The exhibition consists of drawings, paintings and prints right from the beginning to the end of Piper’s career.
The earliest work, Sketch for a Construction 1933 has not been seen in public since it was exhibited in the Tate in 1984 exhibition curated by Sir Alan Bowness. This work has resided in a private collection since being purchased from the Marlborough Gallery and dates to the transformative year that Piper travelled to Paris and encountered abstraction, the movement that was to inform all of his work for the next few years of that decade.
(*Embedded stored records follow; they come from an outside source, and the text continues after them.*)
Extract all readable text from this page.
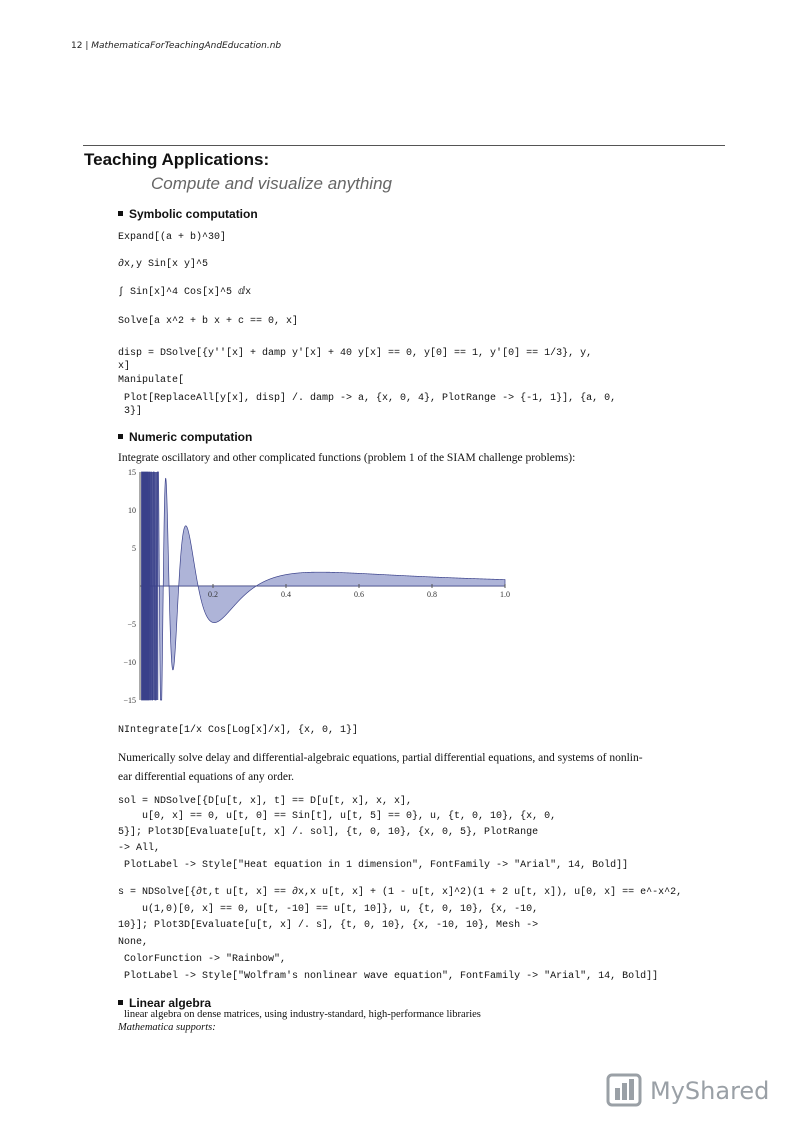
12 | MathematicaForTeachingAndEducation.nb
Teaching Applications:
Compute and visualize anything
Symbolic computation
Expand[(a + b)^30]
∂x,y Sin[x y]^5
∫ Sin[x]^4 Cos[x]^5 ⅆx
Solve[a x^2 + b x + c == 0, x]
disp = DSolve[{y''[x] + damp y'[x] + 40 y[x] == 0, y[0] == 1, y'[0] == 1/3}, y,
x]
Manipulate[
Plot[ReplaceAll[y[x], disp] /. damp -> a, {x, 0, 4}, PlotRange -> {-1, 1}], {a, 0,
3}]
Numeric computation
Integrate oscillatory and other complicated functions (problem 1 of the SIAM challenge problems):
0.2	0.4	0.6	0.8	1.0
15
10
5
−5
−10
−15
NIntegrate[1/x Cos[Log[x]/x], {x, 0, 1}]
Numerically solve delay and differential-algebraic equations, partial differential equations, and systems of nonlin-
ear differential equations of any order.
sol = NDSolve[{D[u[t, x], t] == D[u[t, x], x, x],
u[0, x] == 0, u[t, 0] == Sin[t], u[t, 5] == 0}, u, {t, 0, 10}, {x, 0,
5}]; Plot3D[Evaluate[u[t, x] /. sol], {t, 0, 10}, {x, 0, 5}, PlotRange
-> All,
PlotLabel -> Style["Heat equation in 1 dimension", FontFamily -> "Arial", 14, Bold]]
s = NDSolve[{∂t,t u[t, x] == ∂x,x u[t, x] + (1 - u[t, x]^2)(1 + 2 u[t, x]), u[0, x] == e^-x^2,
u(1,0)[0, x] == 0, u[t, -10] == u[t, 10]}, u, {t, 0, 10}, {x, -10,
10}]; Plot3D[Evaluate[u[t, x] /. s], {t, 0, 10}, {x, -10, 10}, Mesh ->
None,
ColorFunction -> "Rainbow",
PlotLabel -> Style["Wolfram's nonlinear wave equation", FontFamily -> "Arial", 14, Bold]]
Linear algebra
linear algebra on dense matrices, using industry-standard, high-performance libraries
Mathematica supports:
MyShared
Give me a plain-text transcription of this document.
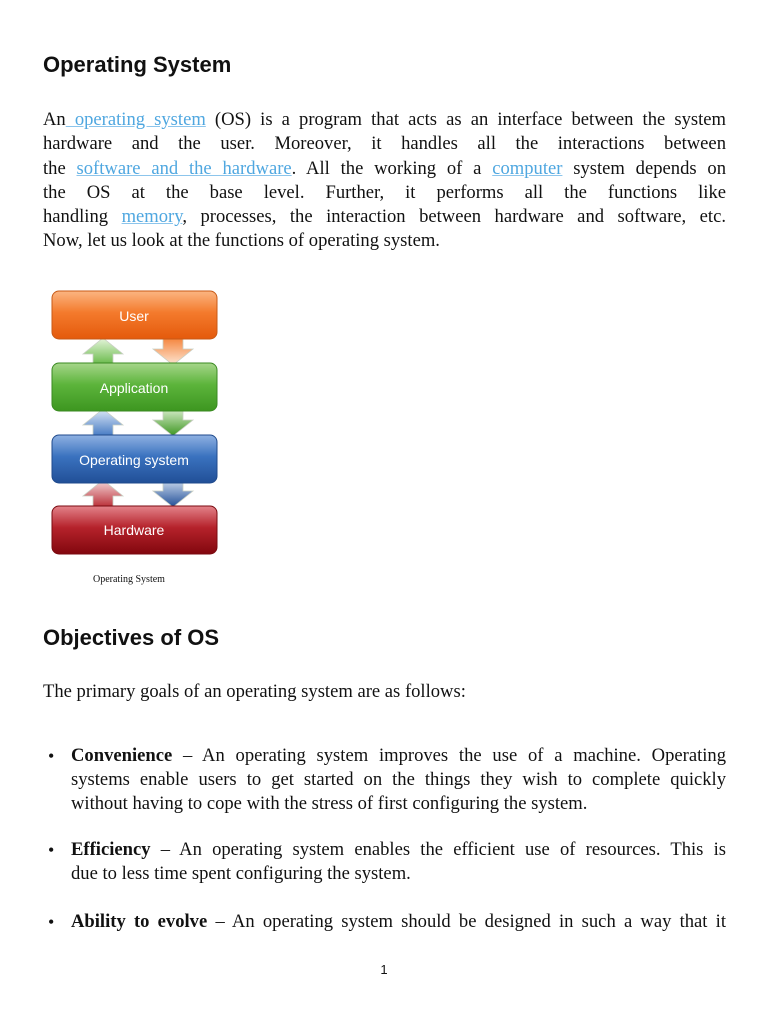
Operating System
An operating system (OS) is a program that acts as an interface between the system
hardware and the user. Moreover, it handles all the interactions between
the software and the hardware. All the working of a computer system depends on
the OS at the base level. Further, it performs all the functions like
handling memory, processes, the interaction between hardware and software, etc.
Now, let us look at the functions of operating system.
User
Application
Operating system
Hardware
Operating System
Objectives of OS

The primary goals of an operating system are as follows:

• Convenience – An operating system improves the use of a machine. Operating
systems enable users to get started on the things they wish to complete quickly
without having to cope with the stress of first configuring the system.
• Efficiency – An operating system enables the efficient use of resources. This is
due to less time spent configuring the system.
• Ability to evolve – An operating system should be designed in such a way that it
1
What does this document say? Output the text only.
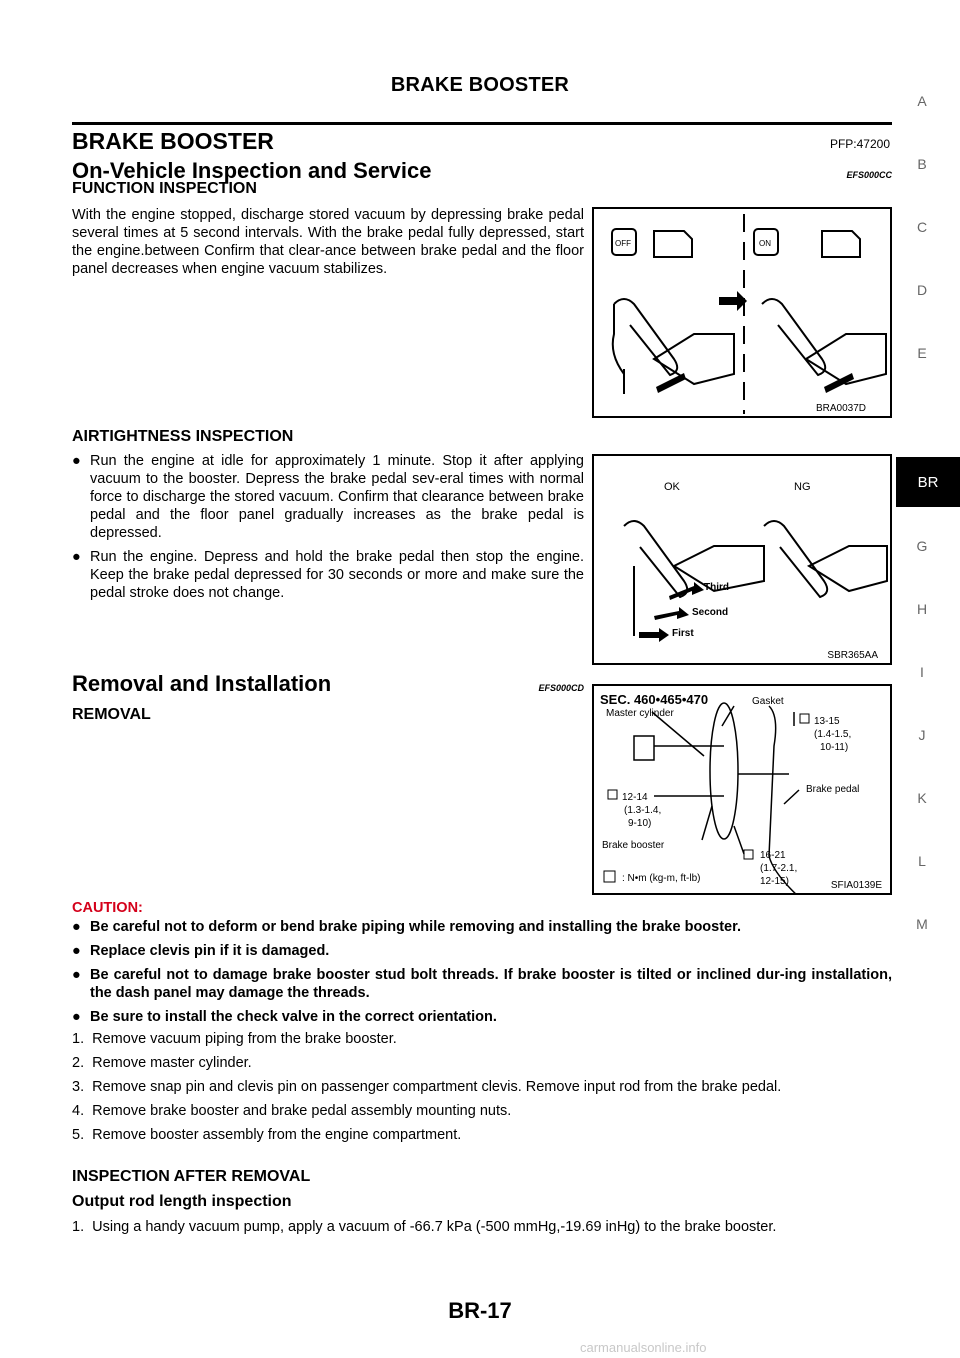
BRAKE BOOSTER
BRAKE BOOSTER	PFP:47200
On-Vehicle Inspection and Service	EFS000CC
FUNCTION INSPECTION
With the engine stopped, discharge stored vacuum by depressing brake pedal several times at 5 second intervals. With the brake pedal fully depressed, start the engine.between Confirm that clear-ance between brake pedal and the floor panel decreases when engine vacuum stabilizes.
OFF	ON
BRA0037D
AIRTIGHTNESS INSPECTION
● Run the engine at idle for approximately 1 minute. Stop it after applying vacuum to the booster. Depress the brake pedal sev-eral times with normal force to discharge the stored vacuum. Confirm that clearance between brake pedal and the floor panel gradually increases as the brake pedal is depressed.
● Run the engine. Depress and hold the brake pedal then stop the engine. Keep the brake pedal depressed for 30 seconds or more and make sure the pedal stroke does not change.
OK	NG
Third
Second
First
SBR365AA
Removal and Installation	EFS000CD
REMOVAL
SEC. 460•465•470
Master cylinder
Gasket
13-15
(1.4-1.5,
10-11)
Brake pedal
12-14
(1.3-1.4,
9-10)
Brake booster
16-21
(1.7-2.1,
12-15)
: N•m (kg-m, ft-lb)
SFIA0139E
CAUTION:
● Be careful not to deform or bend brake piping while removing and installing the brake booster.
● Replace clevis pin if it is damaged.
● Be careful not to damage brake booster stud bolt threads. If brake booster is tilted or inclined dur-ing installation, the dash panel may damage the threads.
● Be sure to install the check valve in the correct orientation.
1.  Remove vacuum piping from the brake booster.
2.  Remove master cylinder.
3.  Remove snap pin and clevis pin on passenger compartment clevis. Remove input rod from the brake pedal.
4.  Remove brake booster and brake pedal assembly mounting nuts.
5.  Remove booster assembly from the engine compartment.
INSPECTION AFTER REMOVAL
Output rod length inspection
1.  Using a handy vacuum pump, apply a vacuum of -66.7 kPa (-500 mmHg,-19.69 inHg) to the brake booster.
A
B
C
D
E
BR
G
H
I
J
K
L
M
BR-17
carmanualsonline.info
Another highlight of the exhibition is the exquisite painting 'Venice Beach' for 'Death in Venice’. John Piper's sets for Benjamin Britten's last opera Death in Venice represent the summit of his career as a designer for the theatre and of his long association with the English Opera Group of which he had been a co-founder. First performed at Aldeburgh in June 1973, the composer was by then too unwell to conduct the piece himself. The Piper family's association with the work is a strong one, with the artist's wife Myfanwy writing the opera's English libretto. For her too it was a culmination of a series of highly successful collaborations with Britten as his favoured librettist.
We are also delighted to include several prints by Piper, a medium with which he has been long associated with, especially for his work documenting Britain for the Shell guides. The Stones and Bones portfolio was printed in 1978 by Kelpra Editions and we are delighted to include these work sin the current exhibition. These prints have exquisite provenance, coming from the collection of the late Phil May, former front man of the pop band The Pretty Things that rose to fame in the 1960s.